By Peak Johnson
They operate like miniature, reusable sensors and traps and are known as luminescent metal-organic frameworks (LMOFs). These crystals are designed to detect and capture heavy metal toxins such as lead and mercury.
Motivated by publicized cases in which strong levels of heavy metals were located in drinking water in Flint, MI, and Newark, NJ, a science team led by researchers at Rutgers University used “intense X-rays at Lawrence Berkeley National Laboratory to inspect the structure of the crystals they developed and learn how they bind to heavy metals,” according to Berkeley Lab’s website.
According to recent results published in Applied Materials and Interfaces, one type of LMOF that the researchers tested was found to selectively take up more than 99 percent of mercury from a test mixture of heavy and light metals within 30 minutes.
The team reported to Berkeley Labs that no other LMOFs performed as well “in this dual role of detecting and capturing, or ‘adsorbing,’ toxic heavy metals.”
Simon Teat, a Berkeley Lab staff scientist, studied individual LMOF crystals, that measured about 100 microns, with X-rays at the lab’s Advanced Light Source.
By using what is known as diffraction patterns to produce X-ray light, “Teat applied software tools to map their three-dimensional structure with atomic resolution.” He was then able to find “a patterned, grid-like 3-D structure containing carbon, hydrogen, oxygen, nitrogen, and zinc atoms that framed large, open channels.”
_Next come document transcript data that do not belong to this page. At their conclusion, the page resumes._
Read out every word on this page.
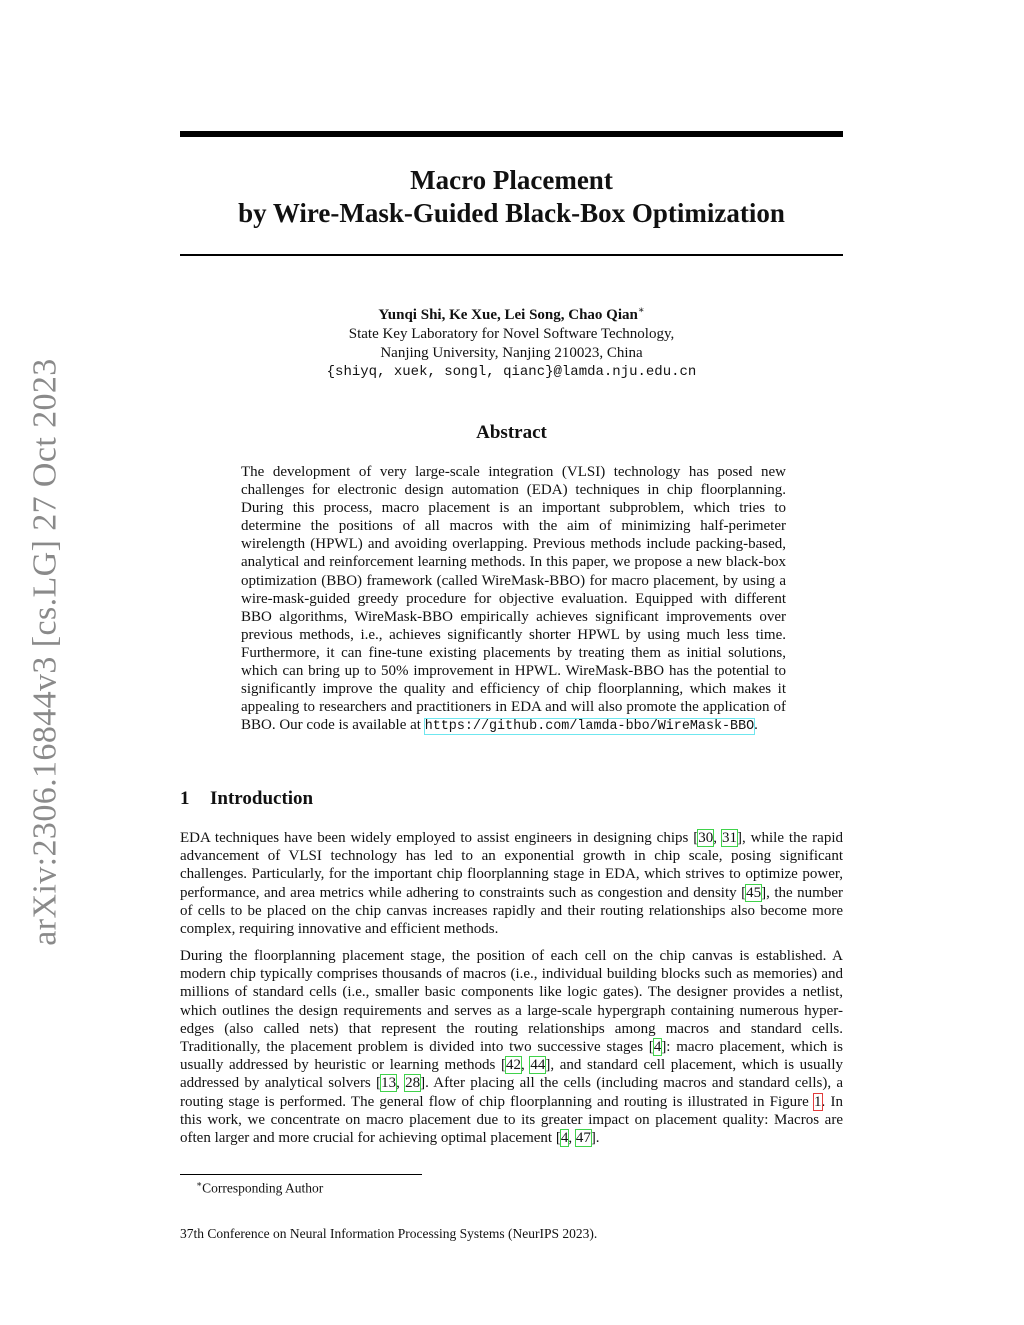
arXiv:2306.16844v3 [cs.LG] 27 Oct 2023
Macro Placement
by Wire-Mask-Guided Black-Box Optimization
Yunqi Shi, Ke Xue, Lei Song, Chao Qian∗
State Key Laboratory for Novel Software Technology,
Nanjing University, Nanjing 210023, China
{shiyq, xuek, songl, qianc}@lamda.nju.edu.cn
Abstract
The development of very large-scale integration (VLSI) technology has posed new challenges for electronic design automation (EDA) techniques in chip floorplanning. During this process, macro placement is an important subproblem, which tries to determine the positions of all macros with the aim of minimizing half-perimeter wirelength (HPWL) and avoiding overlapping. Previous methods include packing-based, analytical and reinforcement learning methods. In this paper, we propose a new black-box optimization (BBO) framework (called WireMask-BBO) for macro placement, by using a wire-mask-guided greedy procedure for objective evaluation. Equipped with different BBO algorithms, WireMask-BBO empirically achieves significant improvements over previous methods, i.e., achieves significantly shorter HPWL by using much less time. Furthermore, it can fine-tune existing placements by treating them as initial solutions, which can bring up to 50% improvement in HPWL. WireMask-BBO has the potential to significantly improve the quality and efficiency of chip floorplanning, which makes it appealing to researchers and practitioners in EDA and will also promote the application of BBO. Our code is available at https://github.com/lamda-bbo/WireMask-BBO.
1 Introduction

EDA techniques have been widely employed to assist engineers in designing chips [30, 31], while the rapid advancement of VLSI technology has led to an exponential growth in chip scale, posing significant challenges. Particularly, for the important chip floorplanning stage in EDA, which strives to optimize power, performance, and area metrics while adhering to constraints such as congestion and density [45], the number of cells to be placed on the chip canvas increases rapidly and their routing relationships also become more complex, requiring innovative and efficient methods.

During the floorplanning placement stage, the position of each cell on the chip canvas is established. A modern chip typically comprises thousands of macros (i.e., individual building blocks such as memories) and millions of standard cells (i.e., smaller basic components like logic gates). The designer provides a netlist, which outlines the design requirements and serves as a large-scale hypergraph containing numerous hyper-edges (also called nets) that represent the routing relationships among macros and standard cells. Traditionally, the placement problem is divided into two successive stages [4]: macro placement, which is usually addressed by heuristic or learning methods [42, 44], and standard cell placement, which is usually addressed by analytical solvers [13, 28]. After placing all the cells (including macros and standard cells), a routing stage is performed. The general flow of chip floorplanning and routing is illustrated in Figure 1. In this work, we concentrate on macro placement due to its greater impact on placement quality: Macros are often larger and more crucial for achieving optimal placement [4, 47].

∗Corresponding Author
37th Conference on Neural Information Processing Systems (NeurIPS 2023).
Jing Li, a chemistry professor at Rutgers University who spearheaded the research, believes a next step could be to “explore lower-cost and more durable LMOFs that could last for more cycles, and researchers could also pursue the development of water filters by blending the LMOFs with polymers to create solid film.”
“These filters could be used to capture on a larger scale,” Li said, per Berkeley Labs.
Li’s team is interested in testing performance on actual contaminated water sources if it can obtain the funding to do so.